This was the high water mark for Marquette in the game. Providence closed the quarter on a 17-6 run, and Marquette only got to six because of three free throws by Marotta in the final two minutes, and two of those were in the final 30 seconds. It was Not Good, but also the Golden Eagles were up nine heading to the fourth.
Jordan King made it a nine point game, 48-39, with 8:48 to play, and then the wheels just disappeared on Marquette. They would shoot just 15% from the field across the final 10 minutes, with King providing MU’s only two field goals and all six of their points. The Friars cut what used to be a 20 point lead down to just two with 4:43 to go, but their offense sputtered because MU forced a couple of turnovers. King drained a freebie with 2:25 to go as the Golden Eagles clung to a three point advantage.

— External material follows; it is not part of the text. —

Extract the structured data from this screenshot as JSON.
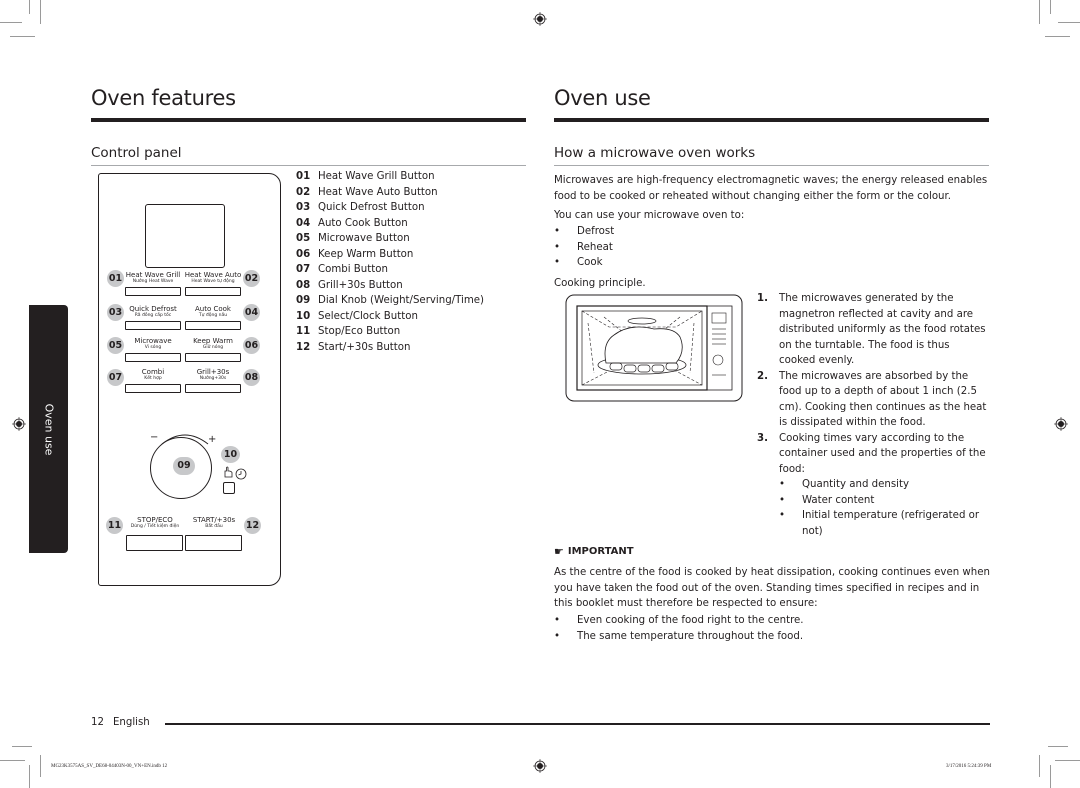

The game was officially up for grabs with 44 seconds to go when Kylee Sheppard hit a three for the home team, putting Providence out in front for the first time in the entire game, 51-49. Marquette had time to figure out an answer, and they needed a timeout to advance the ball and another timeout from head coach Megan Duffy halfway through the shot clock. Finally, Rose Nkumu made that awkward pass to King in the corner for MU’s second and final field goal of the quarter.
Even then, it was not over, as Providence had 14 seconds to work with after a timeout to advance the ball. Karlen provided MU’s foul to give, Sheppard flung a prayer of a floater at the rim, Grace Efosa’s attempt at a putback hit the front of the rim, and Marquette escaped with the win.

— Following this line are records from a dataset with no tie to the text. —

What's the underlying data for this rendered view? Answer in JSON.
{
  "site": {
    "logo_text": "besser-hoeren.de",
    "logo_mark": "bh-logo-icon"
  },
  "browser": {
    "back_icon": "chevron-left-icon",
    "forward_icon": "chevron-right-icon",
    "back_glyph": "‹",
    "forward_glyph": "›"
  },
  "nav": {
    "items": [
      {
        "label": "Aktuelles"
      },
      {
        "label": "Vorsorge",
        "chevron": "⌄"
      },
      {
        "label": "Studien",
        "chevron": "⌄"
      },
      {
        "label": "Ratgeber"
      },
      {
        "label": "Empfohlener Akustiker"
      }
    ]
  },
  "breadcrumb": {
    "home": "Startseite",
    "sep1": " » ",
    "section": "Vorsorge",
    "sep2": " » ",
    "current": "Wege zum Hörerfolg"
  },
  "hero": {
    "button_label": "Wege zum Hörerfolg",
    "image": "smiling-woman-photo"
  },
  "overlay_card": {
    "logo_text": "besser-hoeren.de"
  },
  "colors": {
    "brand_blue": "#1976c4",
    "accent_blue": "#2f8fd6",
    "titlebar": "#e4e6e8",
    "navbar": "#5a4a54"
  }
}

More importantly, they reinforced their win over Connecticut by not lighting it on fire with a loss after leading by 20. Now, that didn’t help Marquette much by way of the NET, and ESPN’s Charlie Creme didn’t exactly think it helped MU either. Perhaps it would have made a difference if that game had counted as a Quadrant 2 win for the Golden Eagles instead of the “well, you beat a sub-100 team so whatever” win that the NCAA looks at it as. It’s not, so Marquette remains hovering much too close to the NCAA tournament cutline for anyone’s tastes.
The good news is that MU’s next two games are home contests against teams in the NCAA tournament conversation, so the Golden Eagles will have a chance to make their own luck.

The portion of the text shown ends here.